# ft. morgan rigs and platforms



## drklburg (Jan 4, 2009)

sorry guys dont post much but havent fished much since the oil spill-fish outta ft.morgan and was wondering the best place to find the most recent locations of the platforms and rigs in that area-would like to update my gps before going out-dont mind a pay site just would like the info-thanks


----------



## MrFish (Aug 21, 2009)

Check this out.

http://www.outdooralabama.com/fishing/saltwater/where/artificial-reefs/inshore.cfm


----------



## tjwareusmc (Jul 10, 2008)

The link no workee for me.


----------



## drklburg (Jan 4, 2009)

me either-looks to be a link to alabama fish and game inshore-was looking for more offshore-say within 75 miles out-rigs in 100ft to 250ft-any help to where to find is welcomed-thanks


----------



## rbea1958 (Oct 13, 2011)

Found this for you it may help,

http://www.outdooralabama.com/fishing/saltwater/fisheries/artificial-reefs/DGPSCoordinates.pdf


----------



## my3nme (Oct 9, 2007)

For rigs and platforms

http://www.rodnreel.com/gps/GPSSearch.asp


----------



## olesoandso (Apr 1, 2012)

Been a couple of years since I went out of Fort Morgan.
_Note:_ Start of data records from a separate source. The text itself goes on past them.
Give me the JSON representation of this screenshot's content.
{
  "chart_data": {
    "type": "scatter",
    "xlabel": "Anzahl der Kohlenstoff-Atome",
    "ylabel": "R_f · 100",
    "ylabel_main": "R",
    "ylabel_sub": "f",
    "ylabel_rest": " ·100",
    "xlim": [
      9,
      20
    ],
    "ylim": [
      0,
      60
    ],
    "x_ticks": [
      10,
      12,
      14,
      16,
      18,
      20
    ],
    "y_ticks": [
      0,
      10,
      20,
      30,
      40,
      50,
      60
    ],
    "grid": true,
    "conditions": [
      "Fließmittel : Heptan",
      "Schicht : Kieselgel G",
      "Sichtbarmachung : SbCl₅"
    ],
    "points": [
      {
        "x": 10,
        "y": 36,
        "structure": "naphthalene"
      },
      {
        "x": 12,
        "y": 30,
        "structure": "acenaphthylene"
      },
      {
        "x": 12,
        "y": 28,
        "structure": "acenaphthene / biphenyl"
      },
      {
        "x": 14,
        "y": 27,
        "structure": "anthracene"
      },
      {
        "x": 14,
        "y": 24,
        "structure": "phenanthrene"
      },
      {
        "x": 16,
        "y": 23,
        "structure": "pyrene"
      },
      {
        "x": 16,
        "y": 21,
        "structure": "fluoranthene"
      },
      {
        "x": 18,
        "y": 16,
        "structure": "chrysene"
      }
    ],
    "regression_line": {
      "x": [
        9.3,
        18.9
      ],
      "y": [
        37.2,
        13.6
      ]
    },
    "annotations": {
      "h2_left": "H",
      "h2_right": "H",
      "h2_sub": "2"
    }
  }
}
If you want to fish rigs (which is all I did) you really didn't need any coordinates. I would just head south until I found the rig at the depth of water I wanted to fish. Trick was to leave early enough to have first pick of a parking spot on the rig. Man I miss that! If you ever need some gas money, holler at me. Good luck!


----------



## Speckulator (Oct 3, 2007)

get a Hilton's book and their chart......most rigs and alotta
bottom spots.......


George


----------